Schon seit Wochen nehme ich diesen Geruch wahr, der selbst für mich nicht mehr feierlich ist, der über bloßen Schweißgeruch hinaus geht, zumal frischer Schweiß ja erst einmal nicht riecht. Gestern ging ich dann auf Tuchfühlung und roch jeden Quadratzentimeter von mir ab, den ich mit meiner Nase erreichen konnte. Hinterkopf war schwer. Nur durch Verbiegen konnte ich eine Nase meines Hinterkopfes nehmen. Der riecht okay.

„Gut, also hier im Schritt nicht unbedingt sooo frisch. Aber ansonsten bin ich nicht die Ursache dieses Gestanks!“, bilanzierte ich nach meiner Dufttour. Und dann wurde mir klar, was so stinkt:

„Die Matte! Es ist diese verdammte Yoga-Matte!“

Die seit rund fünf Jahren tagtäglich meinen Schweiß in sich aufnimmt. Es lag so nahe, denn sie liegt so nahe! Diese Matte ist nach so vielen Jahren schlicht konterminiert! Eine neue muss her!

Oder aber: Ich wasche sie ab. Was nicht so einfach ist, da es sich nicht um eine Gummi-Matte handelt, die man mal eben so abwischen könnte. Es sei denn …

„Mitbewohnerin, wo ist der Teppichschaum?“

„Welcher Teppichschaum?“

„Mit dem ich den Teppich geschrubbt habe. Ich will die Matte dekontaminieren!“

„Wir haben Teppichschaum?!“, sie erstaunt.

Gut, sie ist keine Hilfe, ich suche und finde also selber. Schnappe mir die Matte, breite sie aus und besprühe sie zunächst mit Wasser, wobei mir wieder dieser Brechreiz auslösende Duft in die Nase steigt. So also riechen fünf Jahre Seppo komprimiert in einen Atemzug. Kein schöner Anblick für die Nase.

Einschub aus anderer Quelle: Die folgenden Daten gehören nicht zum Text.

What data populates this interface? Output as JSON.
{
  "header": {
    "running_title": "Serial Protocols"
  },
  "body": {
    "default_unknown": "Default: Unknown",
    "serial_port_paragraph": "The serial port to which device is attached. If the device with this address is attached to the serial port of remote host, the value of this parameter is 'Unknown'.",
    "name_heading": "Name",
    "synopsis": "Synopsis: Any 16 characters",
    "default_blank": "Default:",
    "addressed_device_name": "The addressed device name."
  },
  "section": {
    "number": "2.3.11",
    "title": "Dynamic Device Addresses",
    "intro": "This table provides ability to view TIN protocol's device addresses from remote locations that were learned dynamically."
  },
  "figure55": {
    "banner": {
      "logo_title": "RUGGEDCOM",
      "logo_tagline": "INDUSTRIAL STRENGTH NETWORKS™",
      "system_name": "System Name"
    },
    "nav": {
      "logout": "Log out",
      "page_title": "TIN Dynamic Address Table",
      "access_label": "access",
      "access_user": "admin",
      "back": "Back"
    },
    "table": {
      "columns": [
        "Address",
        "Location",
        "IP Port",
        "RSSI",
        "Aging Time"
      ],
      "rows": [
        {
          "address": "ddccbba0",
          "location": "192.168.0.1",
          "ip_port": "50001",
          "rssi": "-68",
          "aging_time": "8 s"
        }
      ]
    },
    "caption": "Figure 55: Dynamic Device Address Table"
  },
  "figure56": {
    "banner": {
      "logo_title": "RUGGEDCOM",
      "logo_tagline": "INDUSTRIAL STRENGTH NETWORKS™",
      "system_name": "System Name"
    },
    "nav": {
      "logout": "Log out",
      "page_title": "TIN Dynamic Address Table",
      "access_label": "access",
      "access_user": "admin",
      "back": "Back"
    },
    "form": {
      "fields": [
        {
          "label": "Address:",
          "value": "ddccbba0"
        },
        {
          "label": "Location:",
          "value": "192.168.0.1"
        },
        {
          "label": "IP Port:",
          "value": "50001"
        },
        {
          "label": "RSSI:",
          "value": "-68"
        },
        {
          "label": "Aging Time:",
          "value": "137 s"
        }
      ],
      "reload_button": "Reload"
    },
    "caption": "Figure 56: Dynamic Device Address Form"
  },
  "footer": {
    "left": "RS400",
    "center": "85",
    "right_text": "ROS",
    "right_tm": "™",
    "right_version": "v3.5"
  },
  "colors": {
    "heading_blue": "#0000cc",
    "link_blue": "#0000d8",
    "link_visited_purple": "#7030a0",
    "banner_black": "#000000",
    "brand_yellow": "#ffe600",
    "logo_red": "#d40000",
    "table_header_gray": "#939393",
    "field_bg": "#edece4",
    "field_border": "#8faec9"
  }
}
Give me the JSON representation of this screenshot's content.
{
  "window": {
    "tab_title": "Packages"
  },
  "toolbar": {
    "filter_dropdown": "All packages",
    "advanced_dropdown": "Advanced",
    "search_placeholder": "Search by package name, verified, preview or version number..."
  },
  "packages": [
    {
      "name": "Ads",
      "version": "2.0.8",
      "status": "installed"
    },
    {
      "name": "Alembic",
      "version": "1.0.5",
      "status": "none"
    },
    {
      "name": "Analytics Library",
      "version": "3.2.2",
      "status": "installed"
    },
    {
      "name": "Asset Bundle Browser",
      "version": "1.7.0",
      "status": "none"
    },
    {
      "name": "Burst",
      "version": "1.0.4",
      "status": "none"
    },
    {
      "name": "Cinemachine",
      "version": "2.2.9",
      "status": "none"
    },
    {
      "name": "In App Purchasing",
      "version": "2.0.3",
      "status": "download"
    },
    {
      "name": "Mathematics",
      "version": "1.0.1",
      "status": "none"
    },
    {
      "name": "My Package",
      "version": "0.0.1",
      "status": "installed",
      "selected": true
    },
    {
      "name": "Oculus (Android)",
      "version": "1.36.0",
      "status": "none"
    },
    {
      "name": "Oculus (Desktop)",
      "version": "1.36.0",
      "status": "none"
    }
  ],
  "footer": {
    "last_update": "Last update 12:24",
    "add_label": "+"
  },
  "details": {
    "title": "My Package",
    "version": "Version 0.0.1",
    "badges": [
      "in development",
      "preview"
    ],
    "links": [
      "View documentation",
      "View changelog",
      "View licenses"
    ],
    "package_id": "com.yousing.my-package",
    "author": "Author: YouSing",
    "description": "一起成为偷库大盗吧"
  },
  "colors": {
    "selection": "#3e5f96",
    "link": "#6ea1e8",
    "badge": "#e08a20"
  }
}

Dann der Teppichschaum. Hier gilt: Viel hilft viel. Das in Tschernobyl explodierte Atomkraftwerk begnügt sich ja auch nicht mit einem Sarkophag. Zwei bringen mehr. Also zwei Schichten Teppichschaums. Der übrigens sensationell duftet. Ich wünschte, mein Körper würde ähnlich duften.

An künstlichen Düften kommt bei mir nur Bartöl zum Einsatz. Parfum kann jeder. Doch ein Bartöl riecht deutlich individueller als jedes Parfum, die im Grunde ja alle gleich riechen. Mal süß, mal weniger süß, mal weniger aufdringlich, mal penetrant. Aber Bartöl (nicht nur im Bart!) ist noch nicht so weit verbreitet, sodass es eher Aufmerksamkeit und Frauen erregt.

Nach einer vierstündigen Einwirkzeit nehme ich die Bürste, mit der in diesem Haushalt schon so ziemlich alles geschrubbt worden ist. Nach wie vor bürsten wir unseren seit vier Jahren toten Hund mit dieser Bürste, damit er nicht zu riechen anfängt. Jetzt also: die Yoga-Matte, auf der noch nie jemand Yoga veranstaltet hat.

Meine Mitbewohnerin kommt ins Zimmer: „Großer Gott, was tust du da?! Was stinkt hier so?!“

„Äh, ja also das dürfte der Teppichschaum sein. Die Matte! Ich reinige die Matte!“

„Mit Teppichschaum?!“

„Ja, fand das ’ne ziemlich gute Idee!“

„Mit Teppichschaum?!“

„Was für einen Teppich gut ist, kann für meine Yoga-Matte ja wohl nicht schlecht sein!“, erkläre ich ihr, während ich die ersten Fasern der Matte mit der harten Bürste aufreiße.

„Uh, verdammt. Scheint ein aggressiver Teppichschaum zu sein!“, stelle ich fest.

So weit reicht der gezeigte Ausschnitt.